Benjamin Clementine — At Least For Now

La semana pasada, Benjamin Clementine se proclamaba (merecido) ganador del Mercury Prize 2015 por su álbum At Least For Now. La historia de este inglés de raíces ghanesas os la contábamos a finales del año pasado, cuando todo el mundo seguía impresionado por su primera e impactante actuación en televisión, en el programa de Jools Holland, con un vídeo que se volvió viral y que mostraba al Benjamin Clementine más natural, sentado al piano y con los pies descalzos, con su voz de tenor rasgándose entre los acordes y las líneas de ‘Cornerstone’.

Después de dos EPs que dejaban ver su talento como compositor y narrador, su primer larga duración, At Least For Now, llegó a comienzos de este año con once temas que se han vuelto su mejor declaración. Una sucesión de himnos agridulces con la voz y el piano como absolutos protagonistas y que muestran su gran individualidad, esa que mejor define a Benjamin Clementine como artista.

Imperfecto pero fascinante

Sus influencias saltan a la vista, Benjamin se mueve en un estilo muy definido y, sin embargo, suena completamente único. A su manera. Domina el spoken word como ningún otro y su música es pura personalidad, apasionante y conmovedora. Nina Simone está presente en ‘Adios’, con ese timbre que no cesa su parpadeo, Antony Hegarty se esconde tras ‘Condolence’ y la chanson francesa o el Blues más doloroso vienen a la mente mientras escuchamos como su voz de tenor se va descubriendo tras un piano que suena lúgubre y bohemio.

Sus influencias saltan a la vista y, sin embargo, siempre consigue sonar completamente único gracias a sus formas poco ortodoxas a la hora de tocar y cantar

Sus formas poco ortodoxas a la hora de interpretar sus canciones son su mejor arma. Se apega a los silencios y a las pausas, respira profundamente, gime, llora y ríe a la vez que canta desacompasado con el piano, con una voz llena de grietas que moldea a su gusto y con la que narra su pasado por el metro y las calles de París, volviéndose un poeta esperanzado.
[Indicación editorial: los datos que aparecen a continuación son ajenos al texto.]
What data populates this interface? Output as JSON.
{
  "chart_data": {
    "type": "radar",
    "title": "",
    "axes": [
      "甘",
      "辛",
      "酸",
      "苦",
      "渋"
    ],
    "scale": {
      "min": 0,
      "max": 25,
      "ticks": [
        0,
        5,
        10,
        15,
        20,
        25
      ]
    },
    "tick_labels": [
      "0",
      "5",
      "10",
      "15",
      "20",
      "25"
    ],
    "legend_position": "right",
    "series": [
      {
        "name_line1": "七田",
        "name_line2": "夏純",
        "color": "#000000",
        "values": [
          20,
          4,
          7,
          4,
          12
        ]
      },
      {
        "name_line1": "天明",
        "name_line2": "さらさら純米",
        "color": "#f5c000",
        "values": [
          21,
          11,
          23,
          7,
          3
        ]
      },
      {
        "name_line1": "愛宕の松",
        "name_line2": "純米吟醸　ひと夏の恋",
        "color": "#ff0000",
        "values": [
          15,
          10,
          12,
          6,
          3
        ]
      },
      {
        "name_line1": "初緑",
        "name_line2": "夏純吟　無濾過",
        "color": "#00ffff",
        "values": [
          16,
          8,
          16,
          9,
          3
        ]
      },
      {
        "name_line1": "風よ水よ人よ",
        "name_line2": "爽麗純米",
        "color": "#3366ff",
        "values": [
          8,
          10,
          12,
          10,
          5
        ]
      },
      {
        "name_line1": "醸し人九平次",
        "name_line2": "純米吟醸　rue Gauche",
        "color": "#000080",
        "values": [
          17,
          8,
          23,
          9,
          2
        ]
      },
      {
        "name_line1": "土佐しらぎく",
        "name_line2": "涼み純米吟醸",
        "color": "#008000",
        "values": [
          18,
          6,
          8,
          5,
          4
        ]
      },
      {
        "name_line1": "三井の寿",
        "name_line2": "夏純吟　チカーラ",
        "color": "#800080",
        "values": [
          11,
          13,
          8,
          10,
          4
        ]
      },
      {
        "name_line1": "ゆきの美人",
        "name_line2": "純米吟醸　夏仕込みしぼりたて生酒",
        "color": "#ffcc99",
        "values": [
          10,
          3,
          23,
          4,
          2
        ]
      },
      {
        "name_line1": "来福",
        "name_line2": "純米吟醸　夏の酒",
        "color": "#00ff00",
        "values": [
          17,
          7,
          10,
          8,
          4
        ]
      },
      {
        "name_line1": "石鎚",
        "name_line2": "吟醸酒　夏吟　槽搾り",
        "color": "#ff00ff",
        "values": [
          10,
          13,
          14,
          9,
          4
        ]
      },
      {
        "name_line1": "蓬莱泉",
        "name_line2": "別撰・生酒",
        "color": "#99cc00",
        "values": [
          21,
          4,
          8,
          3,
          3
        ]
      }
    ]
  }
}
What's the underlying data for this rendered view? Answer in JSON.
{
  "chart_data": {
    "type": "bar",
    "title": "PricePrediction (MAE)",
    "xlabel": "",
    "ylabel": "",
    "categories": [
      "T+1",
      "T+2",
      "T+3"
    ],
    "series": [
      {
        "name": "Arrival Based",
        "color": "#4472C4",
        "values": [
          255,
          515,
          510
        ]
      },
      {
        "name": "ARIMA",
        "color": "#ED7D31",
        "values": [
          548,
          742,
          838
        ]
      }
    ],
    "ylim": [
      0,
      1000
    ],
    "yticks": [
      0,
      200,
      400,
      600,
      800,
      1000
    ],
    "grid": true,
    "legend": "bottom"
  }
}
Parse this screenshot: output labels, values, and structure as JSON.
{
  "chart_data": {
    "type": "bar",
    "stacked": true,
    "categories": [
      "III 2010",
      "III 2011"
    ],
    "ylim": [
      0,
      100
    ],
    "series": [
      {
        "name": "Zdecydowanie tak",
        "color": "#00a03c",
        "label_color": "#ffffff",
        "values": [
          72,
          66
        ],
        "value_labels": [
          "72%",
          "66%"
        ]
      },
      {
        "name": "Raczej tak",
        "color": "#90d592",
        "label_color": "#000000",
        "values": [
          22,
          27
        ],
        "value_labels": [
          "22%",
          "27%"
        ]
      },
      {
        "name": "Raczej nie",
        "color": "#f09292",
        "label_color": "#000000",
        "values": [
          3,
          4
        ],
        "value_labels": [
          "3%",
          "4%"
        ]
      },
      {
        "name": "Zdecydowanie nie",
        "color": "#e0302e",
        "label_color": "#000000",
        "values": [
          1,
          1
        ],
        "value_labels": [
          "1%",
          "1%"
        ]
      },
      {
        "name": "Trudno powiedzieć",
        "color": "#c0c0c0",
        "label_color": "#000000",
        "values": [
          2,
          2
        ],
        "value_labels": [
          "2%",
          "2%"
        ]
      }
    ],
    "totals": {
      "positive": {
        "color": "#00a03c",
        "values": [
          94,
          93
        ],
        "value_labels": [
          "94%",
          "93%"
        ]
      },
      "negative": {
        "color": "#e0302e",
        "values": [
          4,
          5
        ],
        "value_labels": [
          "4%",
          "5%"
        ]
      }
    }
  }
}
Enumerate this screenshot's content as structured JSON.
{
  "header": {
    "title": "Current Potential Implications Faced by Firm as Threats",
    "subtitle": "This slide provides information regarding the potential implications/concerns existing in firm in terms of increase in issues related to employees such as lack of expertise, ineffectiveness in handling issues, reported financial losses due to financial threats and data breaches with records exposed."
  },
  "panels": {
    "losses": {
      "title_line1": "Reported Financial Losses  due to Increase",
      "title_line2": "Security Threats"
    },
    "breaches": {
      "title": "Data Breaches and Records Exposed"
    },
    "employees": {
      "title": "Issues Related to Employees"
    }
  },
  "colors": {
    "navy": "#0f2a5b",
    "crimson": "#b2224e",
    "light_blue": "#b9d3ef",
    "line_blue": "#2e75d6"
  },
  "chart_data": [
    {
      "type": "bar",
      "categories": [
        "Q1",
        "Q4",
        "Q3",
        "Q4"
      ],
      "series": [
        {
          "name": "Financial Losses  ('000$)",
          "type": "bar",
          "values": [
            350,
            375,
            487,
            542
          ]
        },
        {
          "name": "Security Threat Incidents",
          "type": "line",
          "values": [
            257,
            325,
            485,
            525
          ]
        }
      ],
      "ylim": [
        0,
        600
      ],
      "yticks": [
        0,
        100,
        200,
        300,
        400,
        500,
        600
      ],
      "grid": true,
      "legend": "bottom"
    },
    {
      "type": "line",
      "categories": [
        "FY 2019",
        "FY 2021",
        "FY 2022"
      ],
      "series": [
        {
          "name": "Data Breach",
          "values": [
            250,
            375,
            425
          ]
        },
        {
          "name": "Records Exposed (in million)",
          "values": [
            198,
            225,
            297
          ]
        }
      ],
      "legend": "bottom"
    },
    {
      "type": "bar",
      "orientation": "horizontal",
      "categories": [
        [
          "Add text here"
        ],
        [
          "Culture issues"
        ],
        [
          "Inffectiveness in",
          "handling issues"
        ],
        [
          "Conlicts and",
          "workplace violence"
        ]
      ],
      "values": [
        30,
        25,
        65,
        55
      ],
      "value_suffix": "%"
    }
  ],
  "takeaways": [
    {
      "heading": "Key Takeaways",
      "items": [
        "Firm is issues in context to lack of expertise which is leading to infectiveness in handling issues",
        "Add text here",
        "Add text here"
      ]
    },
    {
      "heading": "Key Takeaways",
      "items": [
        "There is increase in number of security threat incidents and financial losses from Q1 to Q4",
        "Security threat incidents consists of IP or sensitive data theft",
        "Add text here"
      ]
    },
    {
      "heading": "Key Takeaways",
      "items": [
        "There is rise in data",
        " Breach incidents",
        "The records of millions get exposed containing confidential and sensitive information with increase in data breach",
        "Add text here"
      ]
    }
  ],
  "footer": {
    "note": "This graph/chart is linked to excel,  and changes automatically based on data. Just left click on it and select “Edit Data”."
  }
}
Imperfecto pero fascinante, así es Benjamin Clementine y así es este At Least For Now. Canta desde las entrañas y su instrumento más potente, su voz, es difícil de olvidar, sobre todo cuando nada se interpone entre ella y el piano, como sucede en ‘Winston Churchill’s Boy’ o en ‘Then I Heard a Bacherlor’s Cry’. Dos temas clásicos que inician este álbum de forma brillante. Tras ellos, ‘London’ es la balada pop que nos atrapa a todos. Un piano clásico sonando pop y una voz que ya se ha vuelto inconfundible para los que escuchamos.

8.4/10

En ‘Adios’ y ‘Nemesis’ se muestra más fascinante que imperfecto, acompañado de arreglos de viento y una percusión firme que no consiguen eclipsar a su expresiva voz. Y ‘Condolence’ y ‘Cornerstone’ son los minutos mejor enlazados de un álbum que condensa en el centro sus mejores momentos. La imperfección va ganado terreno en los últimos minutos, pero Benjamin Clementine sigue sonando tenso e hiriente, ‘Quiver a Little’ es la prueba de ello, y al final, su imperfección nos gana, porque estamos hechos para sentir, no para entender. Honesto y tremendamente emotivo, Bejamin Clemetine golpea los tímpanos y te va calando poco a poco hasta apretarte el corazón.